Melanie Mason, Tribune News Service
Joe Biden has named his onetime rival Kamala Harris as his running mate, the campaign revealed on Tuesday, elevating California’s junior senator as the first woman of colour to appear on a major party’s presidential ticket.
Harris, who centred her unsuccessful White House bid last year on a promise to “prosecute the case” against President Donald Trump, was widely seen as a front-runner to be Biden’s vice presidential pick. With her statewide experience as California attorney general and four years in the US Senate, Harris was among the most conventionally qualified of the half-dozen or so women under consideration in the most diverse crop of contenders ever.
“I need someone working alongside me who is smart, tough, and ready to lead. Kamala is that person,” Biden wrote in an email to supporters on Tuesday afternoon.
In many ways, Harris, 55, is a safe pick — broadly popular in the Democratic Party and well acquainted with the rigours of a national campaign. But her selection also carries symbolic heft in this moment when race relations are at top of mind for voters, particularly since Harris, who is of Indian and Jamaican descent, had her own highly publicised confrontation with Biden over race during the primary.
“Joe Biden can unify the American people because he’s spent his life fighting for us. And as president, he’ll build an America that lives up to our ideals,” Harris tweeted. “I’m honoured to join him as our party’s nominee for Vice President, and do what it takes to make him our Commander-in-Chief.”
Despite her strengths, Harris’ selection is not without risk, particularly if the race tightens. She was an inconsistent candidate in her own presidential run, and her record as a prosecutor has at times been a political millstone, particularly as attitudes on law enforcement and mass incarceration have dramatically shifted to the left. While Harris has more forcefully embraced criminal justice reform recently, she faces lingering distrust from some in the party’s progressive faction, including younger voters of colour who did not broadly embrace her candidacy.
While the Trump campaign was quick to paint Harris as an out-of-touch liberal, the president himself appeared a bit subdued in reacting to the pick during a news conference Tuesday evening. He called her his “No. 1 one pick,” but added that he was surprised by her selection because “she did very, very poorly” in her presidential run and she had clashed with Biden during the primary.

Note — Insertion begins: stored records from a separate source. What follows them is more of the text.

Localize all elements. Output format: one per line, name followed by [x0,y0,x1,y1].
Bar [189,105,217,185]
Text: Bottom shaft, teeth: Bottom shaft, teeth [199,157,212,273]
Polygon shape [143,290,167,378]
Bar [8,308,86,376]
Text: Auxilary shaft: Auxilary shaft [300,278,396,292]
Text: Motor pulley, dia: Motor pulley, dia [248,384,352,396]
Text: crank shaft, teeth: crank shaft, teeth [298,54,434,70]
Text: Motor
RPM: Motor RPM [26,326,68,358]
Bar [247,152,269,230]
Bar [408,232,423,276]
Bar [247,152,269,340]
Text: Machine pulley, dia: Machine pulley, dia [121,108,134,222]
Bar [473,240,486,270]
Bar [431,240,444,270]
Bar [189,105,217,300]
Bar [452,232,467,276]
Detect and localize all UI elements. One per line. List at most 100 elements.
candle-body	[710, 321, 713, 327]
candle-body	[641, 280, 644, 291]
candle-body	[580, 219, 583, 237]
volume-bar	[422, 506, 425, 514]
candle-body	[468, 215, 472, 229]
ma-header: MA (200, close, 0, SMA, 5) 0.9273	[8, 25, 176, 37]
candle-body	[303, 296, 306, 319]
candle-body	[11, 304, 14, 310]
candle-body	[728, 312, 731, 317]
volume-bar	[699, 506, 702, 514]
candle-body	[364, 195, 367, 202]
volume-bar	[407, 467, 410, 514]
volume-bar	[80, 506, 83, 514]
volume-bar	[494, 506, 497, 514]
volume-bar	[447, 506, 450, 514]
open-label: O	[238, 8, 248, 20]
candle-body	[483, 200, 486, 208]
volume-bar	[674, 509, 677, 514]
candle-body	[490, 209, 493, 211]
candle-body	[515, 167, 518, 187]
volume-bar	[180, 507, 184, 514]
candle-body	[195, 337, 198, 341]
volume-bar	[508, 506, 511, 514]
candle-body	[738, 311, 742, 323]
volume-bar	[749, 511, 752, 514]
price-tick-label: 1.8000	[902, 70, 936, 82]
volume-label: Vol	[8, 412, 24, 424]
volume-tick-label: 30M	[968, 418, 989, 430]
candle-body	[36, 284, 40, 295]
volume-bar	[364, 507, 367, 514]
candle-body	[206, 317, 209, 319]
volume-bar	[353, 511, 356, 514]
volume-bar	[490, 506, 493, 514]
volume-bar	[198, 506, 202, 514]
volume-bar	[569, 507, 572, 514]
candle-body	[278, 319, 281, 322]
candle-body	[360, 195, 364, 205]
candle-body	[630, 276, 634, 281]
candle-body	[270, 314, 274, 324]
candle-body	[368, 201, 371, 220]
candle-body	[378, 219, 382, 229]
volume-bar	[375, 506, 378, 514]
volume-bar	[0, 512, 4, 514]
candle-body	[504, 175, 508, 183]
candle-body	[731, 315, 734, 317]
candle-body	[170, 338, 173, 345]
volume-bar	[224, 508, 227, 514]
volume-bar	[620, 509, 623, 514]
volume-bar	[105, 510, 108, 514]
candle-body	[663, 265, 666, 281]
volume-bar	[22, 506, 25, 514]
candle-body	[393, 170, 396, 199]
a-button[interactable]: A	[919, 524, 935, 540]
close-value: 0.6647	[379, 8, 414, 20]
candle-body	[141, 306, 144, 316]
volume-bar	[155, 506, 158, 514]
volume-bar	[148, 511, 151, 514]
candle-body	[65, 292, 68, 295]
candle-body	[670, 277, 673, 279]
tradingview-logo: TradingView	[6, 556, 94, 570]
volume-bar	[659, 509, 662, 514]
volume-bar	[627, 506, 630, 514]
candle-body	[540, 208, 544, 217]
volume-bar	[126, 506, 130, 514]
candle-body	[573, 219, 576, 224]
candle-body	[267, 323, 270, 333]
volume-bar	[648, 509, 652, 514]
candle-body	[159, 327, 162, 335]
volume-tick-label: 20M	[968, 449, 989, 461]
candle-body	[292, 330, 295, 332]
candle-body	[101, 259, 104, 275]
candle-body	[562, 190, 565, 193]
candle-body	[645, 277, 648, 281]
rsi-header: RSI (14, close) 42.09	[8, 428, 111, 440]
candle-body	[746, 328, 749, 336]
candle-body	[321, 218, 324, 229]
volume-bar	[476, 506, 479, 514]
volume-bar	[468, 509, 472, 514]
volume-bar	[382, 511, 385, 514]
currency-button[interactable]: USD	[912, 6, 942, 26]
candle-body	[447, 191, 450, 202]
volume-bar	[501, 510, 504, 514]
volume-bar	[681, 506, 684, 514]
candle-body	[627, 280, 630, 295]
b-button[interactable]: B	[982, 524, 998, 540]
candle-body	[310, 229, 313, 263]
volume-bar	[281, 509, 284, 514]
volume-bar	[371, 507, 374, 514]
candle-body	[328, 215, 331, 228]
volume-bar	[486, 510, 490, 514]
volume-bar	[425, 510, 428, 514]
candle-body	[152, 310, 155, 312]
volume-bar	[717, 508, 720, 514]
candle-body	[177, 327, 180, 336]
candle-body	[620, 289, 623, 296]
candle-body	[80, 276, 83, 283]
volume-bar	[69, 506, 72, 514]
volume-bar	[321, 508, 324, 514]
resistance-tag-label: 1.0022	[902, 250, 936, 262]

His fiercest criticism centered on Harris’ grilling of Supreme Court Justice Brett M. Kavanaugh during his Senate confirmation hearing in 2018, one of several breakout moments she had as a new senator. “She was the meanest, the most horrible, the most disrespectful of anybody in the US Senate” during the hearings, Trump said.
Vice President Mike Pence, appearing at a campaign event at Mesa, Arizona, welcomed Harris to the race with a hint of sarcasm and boos from the crowd. “As you all know, Joe Biden and the Democratic Party have been overtaken by the radical left,” he said. “So given their promises of higher taxes, open borders, socialised medicine, and abortion on demand, it’s no surprise that he chose Sen. Harris.”
Pence and Harris will meet on the debate stage on Oct. 7 in Salt Lake City.
Long considered a rising star in Democratic politics, Harris’ ascent to the presidential ticket has the potential to position her as a future leader of the party, particularly given that, should Biden be elected president, he would be 78 years old when sworn in. Biden, himself a former vice president, said his choice of a running mate would be a “simpatico” governing partner and someone ready to assume the Oval Office on “a moment’s notice.”